I often hear managers and employees say that HR is “evil.” They rarely mean it literally; it’s more of a shorthand for the frustration, confusion, or misalignment that can arise when working with HR.

Once, when I was a VP in HR, someone told me our team was now “less evil.” I took that as a compliment.

So, why do people perceive HR this way?

Common Misconceptions About HR

HR is often seen as “evil” because they:

  • Enforce rules and procedures. Most policies exist to ensure the company doesn’t break the law, yet this can feel restrictive to employees.
  • Limit over-the-top fun or social activities. Stops on events or parties usually reflect compliance with health, safety, equality, or decency standards.
  • Come across as transactional. HR is often overloaded with requests that could sometimes be handled by managers or employees themselves.
  • Appear disconnected from business goals. Many executives fail to involve HR in strategic decisions, treating them as support rather than partners.
  • Side with the business in performance or disciplinary matters. Their primary allegiance is to protect the organisation.

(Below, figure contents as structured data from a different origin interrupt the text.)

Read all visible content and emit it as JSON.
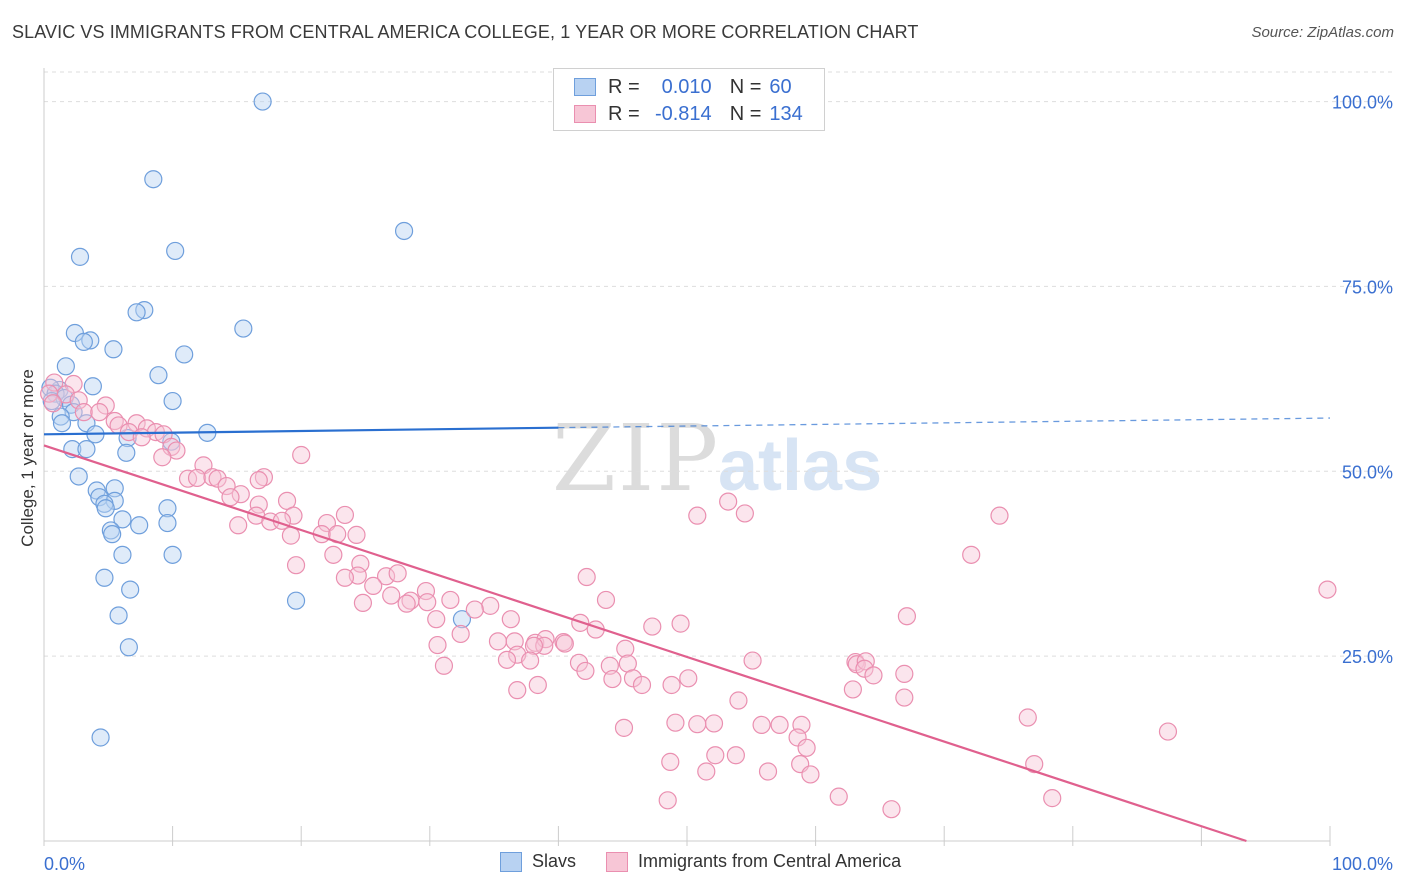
{
  "header": {
    "title": "SLAVIC VS IMMIGRANTS FROM CENTRAL AMERICA COLLEGE, 1 YEAR OR MORE CORRELATION CHART",
    "source": "Source: ZipAtlas.com"
  },
  "watermark": {
    "zip": "ZIP",
    "atlas": "atlas"
  },
  "legend": {
    "rows": [
      {
        "r_label": "R =",
        "r_value": "0.010",
        "n_label": "N =",
        "n_value": "60"
      },
      {
        "r_label": "R =",
        "r_value": "-0.814",
        "n_label": "N =",
        "n_value": "134"
      }
    ],
    "bottom": [
      "Slavs",
      "Immigrants from Central America"
    ]
  },
  "colors": {
    "slavs_fill": "#b8d2f2",
    "slavs_stroke": "#6f9fdc",
    "slavs_line": "#2a6fd0",
    "ica_fill": "#f7c6d6",
    "ica_stroke": "#ea8fb0",
    "ica_line": "#e0608e",
    "tick_label": "#3a6fd0",
    "grid": "#dddddd"
  },
  "chart_data": {
    "type": "scatter",
    "title": "SLAVIC VS IMMIGRANTS FROM CENTRAL AMERICA COLLEGE, 1 YEAR OR MORE CORRELATION CHART",
    "xlabel": "",
    "ylabel": "College, 1 year or more",
    "xlim": [
      0,
      100
    ],
    "ylim": [
      0,
      104
    ],
    "x_tick_labels": [
      "0.0%",
      "100.0%"
    ],
    "y_ticks": [
      25,
      50,
      75,
      100
    ],
    "y_tick_labels": [
      "25.0%",
      "50.0%",
      "75.0%",
      "100.0%"
    ],
    "grid": true,
    "legend_position": "top-center",
    "series": [
      {
        "name": "Slavs",
        "trend": {
          "x": [
            0,
            40
          ],
          "y": [
            55.0,
            55.9
          ],
          "dashed_x": [
            40,
            100
          ],
          "dashed_y": [
            55.9,
            57.2
          ]
        },
        "points": [
          [
            17,
            100
          ],
          [
            8.5,
            89.5
          ],
          [
            28,
            82.5
          ],
          [
            2.8,
            79
          ],
          [
            10.2,
            79.8
          ],
          [
            7.8,
            71.8
          ],
          [
            7.2,
            71.5
          ],
          [
            15.5,
            69.3
          ],
          [
            2.4,
            68.7
          ],
          [
            3.6,
            67.7
          ],
          [
            3.1,
            67.5
          ],
          [
            5.4,
            66.5
          ],
          [
            10.9,
            65.8
          ],
          [
            1.7,
            64.2
          ],
          [
            8.9,
            63
          ],
          [
            1.2,
            61
          ],
          [
            0.5,
            61.3
          ],
          [
            0.9,
            60.5
          ],
          [
            3.8,
            61.5
          ],
          [
            1.6,
            59.9
          ],
          [
            0.6,
            59.5
          ],
          [
            10,
            59.5
          ],
          [
            2.1,
            59
          ],
          [
            2.3,
            58
          ],
          [
            1.3,
            57.4
          ],
          [
            1.4,
            56.5
          ],
          [
            3.3,
            56.5
          ],
          [
            12.7,
            55.2
          ],
          [
            4,
            55
          ],
          [
            6.5,
            54.5
          ],
          [
            9.9,
            54
          ],
          [
            6.4,
            52.5
          ],
          [
            2.2,
            53
          ],
          [
            3.3,
            53
          ],
          [
            2.7,
            49.3
          ],
          [
            4.1,
            47.4
          ],
          [
            5.5,
            47.7
          ],
          [
            4.3,
            46.5
          ],
          [
            5.5,
            46
          ],
          [
            4.7,
            45.6
          ],
          [
            4.8,
            45
          ],
          [
            9.6,
            45
          ],
          [
            6.1,
            43.5
          ],
          [
            9.6,
            43
          ],
          [
            7.4,
            42.7
          ],
          [
            5.2,
            42
          ],
          [
            5.3,
            41.5
          ],
          [
            6.1,
            38.7
          ],
          [
            10,
            38.7
          ],
          [
            4.7,
            35.6
          ],
          [
            6.7,
            34
          ],
          [
            19.6,
            32.5
          ],
          [
            5.8,
            30.5
          ],
          [
            32.5,
            30
          ],
          [
            6.6,
            26.2
          ],
          [
            4.4,
            14
          ]
        ]
      },
      {
        "name": "Immigrants from Central America",
        "trend": {
          "x": [
            0,
            93.5
          ],
          "y": [
            53.5,
            0
          ]
        },
        "points": [
          [
            0.8,
            62
          ],
          [
            2.3,
            61.8
          ],
          [
            0.4,
            60.5
          ],
          [
            1.7,
            60.4
          ],
          [
            2.7,
            59.6
          ],
          [
            0.7,
            59.2
          ],
          [
            4.8,
            58.9
          ],
          [
            3.1,
            58
          ],
          [
            4.3,
            58
          ],
          [
            5.5,
            56.8
          ],
          [
            7.2,
            56.5
          ],
          [
            5.8,
            56.2
          ],
          [
            8,
            55.8
          ],
          [
            8.7,
            55.3
          ],
          [
            6.6,
            55.3
          ],
          [
            9.3,
            55
          ],
          [
            7.6,
            54.6
          ],
          [
            9.9,
            53.3
          ],
          [
            10.3,
            52.8
          ],
          [
            9.2,
            51.9
          ],
          [
            20,
            52.2
          ],
          [
            12.4,
            50.8
          ],
          [
            17.1,
            49.2
          ],
          [
            11.2,
            49
          ],
          [
            11.9,
            49.1
          ],
          [
            13.1,
            49.2
          ],
          [
            13.5,
            49
          ],
          [
            16.7,
            48.8
          ],
          [
            14.2,
            48
          ],
          [
            15.3,
            46.9
          ],
          [
            14.5,
            46.5
          ],
          [
            18.9,
            46
          ],
          [
            16.7,
            45.5
          ],
          [
            23.4,
            44.1
          ],
          [
            50.8,
            44
          ],
          [
            54.5,
            44.3
          ],
          [
            74.3,
            44
          ],
          [
            53.2,
            45.9
          ],
          [
            16.5,
            44
          ],
          [
            19.4,
            44
          ],
          [
            17.6,
            43.2
          ],
          [
            18.5,
            43.3
          ],
          [
            22,
            43
          ],
          [
            15.1,
            42.7
          ],
          [
            21.6,
            41.5
          ],
          [
            22.8,
            41.5
          ],
          [
            24.3,
            41.4
          ],
          [
            19.2,
            41.3
          ],
          [
            22.5,
            38.7
          ],
          [
            24.6,
            37.5
          ],
          [
            72.1,
            38.7
          ],
          [
            19.6,
            37.3
          ],
          [
            26.6,
            35.8
          ],
          [
            24.4,
            35.9
          ],
          [
            23.4,
            35.6
          ],
          [
            25.6,
            34.5
          ],
          [
            27.5,
            36.2
          ],
          [
            42.2,
            35.7
          ],
          [
            29.7,
            33.8
          ],
          [
            27,
            33.2
          ],
          [
            28.5,
            32.5
          ],
          [
            31.6,
            32.6
          ],
          [
            24.8,
            32.2
          ],
          [
            29.8,
            32.3
          ],
          [
            28.2,
            32.1
          ],
          [
            34.7,
            31.8
          ],
          [
            43.7,
            32.6
          ],
          [
            33.5,
            31.3
          ],
          [
            30.5,
            30
          ],
          [
            36.3,
            30
          ],
          [
            67.1,
            30.4
          ],
          [
            99.8,
            34
          ],
          [
            41.7,
            29.5
          ],
          [
            47.3,
            29
          ],
          [
            49.5,
            29.4
          ],
          [
            32.4,
            28
          ],
          [
            42.9,
            28.6
          ],
          [
            35.3,
            27
          ],
          [
            36.6,
            27
          ],
          [
            38.2,
            26.8
          ],
          [
            39,
            27.3
          ],
          [
            38.9,
            26.4
          ],
          [
            40.4,
            26.9
          ],
          [
            40.5,
            26.7
          ],
          [
            45.2,
            26
          ],
          [
            38.1,
            26.4
          ],
          [
            30.6,
            26.5
          ],
          [
            36.8,
            25.2
          ],
          [
            36,
            24.5
          ],
          [
            37.8,
            24.4
          ],
          [
            41.6,
            24.1
          ],
          [
            45.4,
            24
          ],
          [
            44,
            23.7
          ],
          [
            31.1,
            23.7
          ],
          [
            55.1,
            24.4
          ],
          [
            63.1,
            24.2
          ],
          [
            63.2,
            23.9
          ],
          [
            63.9,
            24.3
          ],
          [
            63.8,
            23.3
          ],
          [
            64.5,
            22.4
          ],
          [
            66.9,
            22.6
          ],
          [
            42.1,
            23
          ],
          [
            44.2,
            21.9
          ],
          [
            45.8,
            22
          ],
          [
            50.1,
            22
          ],
          [
            48.8,
            21.1
          ],
          [
            46.5,
            21.1
          ],
          [
            62.9,
            20.5
          ],
          [
            66.9,
            19.4
          ],
          [
            38.4,
            21.1
          ],
          [
            36.8,
            20.4
          ],
          [
            54,
            19
          ],
          [
            49.1,
            16
          ],
          [
            52.1,
            15.9
          ],
          [
            50.8,
            15.8
          ],
          [
            57.2,
            15.7
          ],
          [
            58.9,
            15.7
          ],
          [
            55.8,
            15.7
          ],
          [
            76.5,
            16.7
          ],
          [
            87.4,
            14.8
          ],
          [
            45.1,
            15.3
          ],
          [
            58.6,
            14
          ],
          [
            59.3,
            12.6
          ],
          [
            52.2,
            11.6
          ],
          [
            53.8,
            11.6
          ],
          [
            48.7,
            10.7
          ],
          [
            58.8,
            10.4
          ],
          [
            77,
            10.4
          ],
          [
            56.3,
            9.4
          ],
          [
            51.5,
            9.4
          ],
          [
            59.6,
            9
          ],
          [
            61.8,
            6
          ],
          [
            78.4,
            5.8
          ],
          [
            48.5,
            5.5
          ],
          [
            65.9,
            4.3
          ]
        ]
      }
    ]
  }
}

And here’s the crux: HR exists to serve the business. Their first goal is preventing legal issues, ensuring compliance, and protecting the company. From a business perspective, this is essential work.


HR’s Rebranding: Moving Toward People

In recent years, HR has rebranded itself under names like “People,” “Talent Management,” and “Employee Development.” This shift reflects an attempt to go beyond transactional work into personnel development, wellbeing and welfare.

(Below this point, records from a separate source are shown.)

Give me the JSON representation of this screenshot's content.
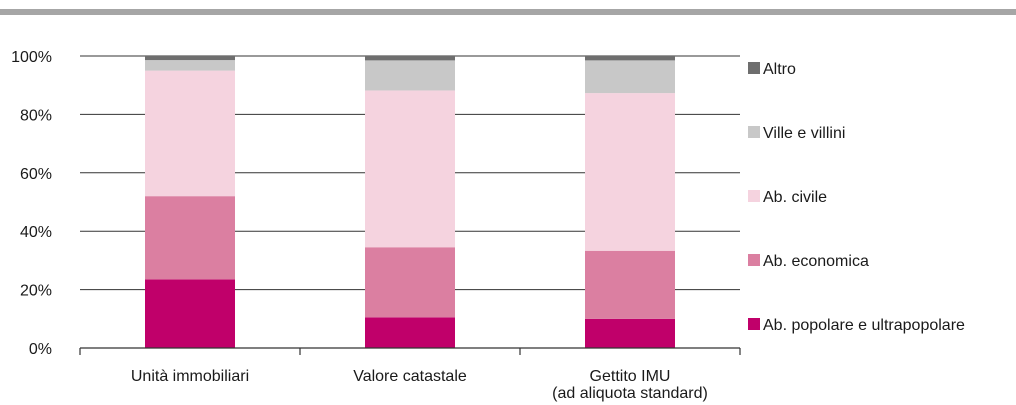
{
  "chart_data": {
    "type": "bar",
    "stacked": true,
    "categories": [
      [
        "Unità immobiliari"
      ],
      [
        "Valore catastale"
      ],
      [
        "Gettito IMU",
        "(ad aliquota standard)"
      ]
    ],
    "series": [
      {
        "name": "Ab. popolare e ultrapopolare",
        "color": "#c0006a",
        "values": [
          23.5,
          10.5,
          10.0
        ]
      },
      {
        "name": "Ab. economica",
        "color": "#db7fa1",
        "values": [
          28.5,
          24.0,
          23.3
        ]
      },
      {
        "name": "Ab. civile",
        "color": "#f5d3df",
        "values": [
          43.0,
          53.7,
          54.0
        ]
      },
      {
        "name": "Ville e villini",
        "color": "#c8c8c8",
        "values": [
          3.6,
          10.3,
          11.2
        ]
      },
      {
        "name": "Altro",
        "color": "#6e6e6e",
        "values": [
          1.4,
          1.5,
          1.5
        ]
      }
    ],
    "yticks": [
      "0%",
      "20%",
      "40%",
      "60%",
      "80%",
      "100%"
    ],
    "ylim": [
      0,
      100
    ],
    "legend_order": [
      "Altro",
      "Ville e villini",
      "Ab. civile",
      "Ab. economica",
      "Ab. popolare e ultrapopolare"
    ],
    "legend_position": "right",
    "grid": true
  }
}
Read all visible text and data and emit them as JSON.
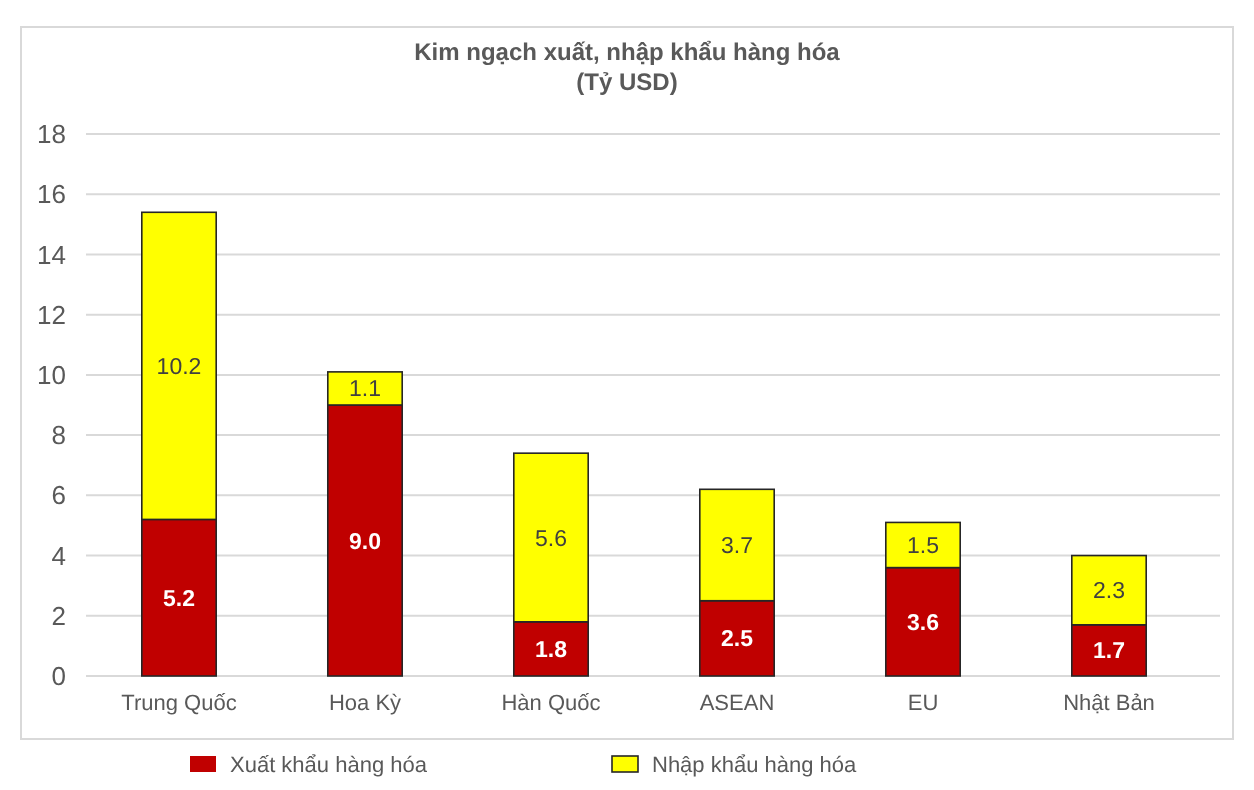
{
  "chart_data": {
    "type": "bar",
    "title": "Kim ngạch xuất, nhập khẩu hàng hóa",
    "subtitle": "(Tỷ USD)",
    "categories": [
      "Trung Quốc",
      "Hoa Kỳ",
      "Hàn Quốc",
      "ASEAN",
      "EU",
      "Nhật Bản"
    ],
    "series": [
      {
        "name": "Xuất khẩu hàng hóa",
        "color": "#c00000",
        "values": [
          5.2,
          9.0,
          1.8,
          2.5,
          3.6,
          1.7
        ],
        "value_labels": [
          "5.2",
          "9.0",
          "1.8",
          "2.5",
          "3.6",
          "1.7"
        ]
      },
      {
        "name": "Nhập khẩu hàng hóa",
        "color": "#ffff00",
        "values": [
          10.2,
          1.1,
          5.6,
          3.7,
          1.5,
          2.3
        ],
        "value_labels": [
          "10.2",
          "1.1",
          "5.6",
          "3.7",
          "1.5",
          "2.3"
        ]
      }
    ],
    "stacked": true,
    "ylim": [
      0,
      18
    ],
    "yticks": [
      0,
      2,
      4,
      6,
      8,
      10,
      12,
      14,
      16,
      18
    ],
    "grid": "y",
    "legend": "bottom"
  }
}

It’s a positive change, but the reality remains: HR’s core mandate is still to protect the business. Understanding this helps explain why HR actions sometimes feel restrictive.

However, there’s a risk in this people-first approach. Overstepping into management responsibilities can create problems:

  • Recruitment decisions. I’ve seen HR overrule managers on hires, saying “yes” when a manager says “not in my team.” This can disempower managers and confuse new hires.
  • Learning and development initiatives. Large-scale LMS rollouts often focus on meeting numerical targets rather than improving job performance.
  • Agile rollouts or cultural changes. HR sometimes implements new ways of working without fully understanding the business context.
  • Overemphasis on engagement scores. Employee Engagement scores can be misused as leading indicators, prompting changes that prioritize happiness over results. High engagement with poor outcomes isn’t success.

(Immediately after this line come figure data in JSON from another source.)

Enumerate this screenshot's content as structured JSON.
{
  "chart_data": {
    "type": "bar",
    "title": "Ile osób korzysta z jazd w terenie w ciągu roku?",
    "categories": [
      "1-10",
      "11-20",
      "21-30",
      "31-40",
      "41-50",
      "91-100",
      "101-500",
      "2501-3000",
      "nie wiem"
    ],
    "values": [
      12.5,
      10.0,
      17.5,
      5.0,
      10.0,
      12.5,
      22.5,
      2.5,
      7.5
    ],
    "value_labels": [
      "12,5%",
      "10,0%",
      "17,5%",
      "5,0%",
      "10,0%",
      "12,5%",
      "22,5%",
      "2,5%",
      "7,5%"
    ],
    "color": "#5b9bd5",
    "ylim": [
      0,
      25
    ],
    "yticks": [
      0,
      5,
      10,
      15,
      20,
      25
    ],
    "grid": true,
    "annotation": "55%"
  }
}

The Manager vs. HR Balance

Many aspects of employee development, retention, and engagement are actually a manager’s responsibility. HR can provide tools, frameworks, and training — but they cannot replace the manager’s role in knowing their people, observing their work, and guiding growth.

Managers understand:

  • The domain of the work better than HR
  • Individual team members’ behaviors and skills
  • Who is ready for what responsibility

HR should act as a partner, not a replacement. When they take ownership of tasks that rightly belong to managers, it can lead to misalignment, poor decisions, and frustration.


Why HR Isn’t Evil

HR exists to protect the business, ensure compliance, and provide frameworks that support people and the organisation. When aligned with managers, HR can:

  • Drive retention, engagement, and career development initiatives
  • Deliver management training to enhance team performance
  • Introduce systems and policies that safeguard the organisation

The key is understanding HR’s dual role: protecting the business while enabling people. When managers embrace this, work collaboratively, and align with HR, the organisation thrives.


Embrace HR for Career and Organisational Success

Knowing how HR operates is essential for anyone navigating a career or leading a team:

  • HR will side with the business. Recognising this allows you to work strategically with them.
  • HR is a partner, not an adversary. Use their frameworks, support, and expertise to enhance your team’s performance.
  • Collaboration yields results. When HR and management work together, companies become amazing places to work — both productive and people-centric.

HR isn’t evil. Management isn’t optional. But together, when both understand their roles and work in harmony, they create workplaces that are compliant, effective, and enriching for everyone.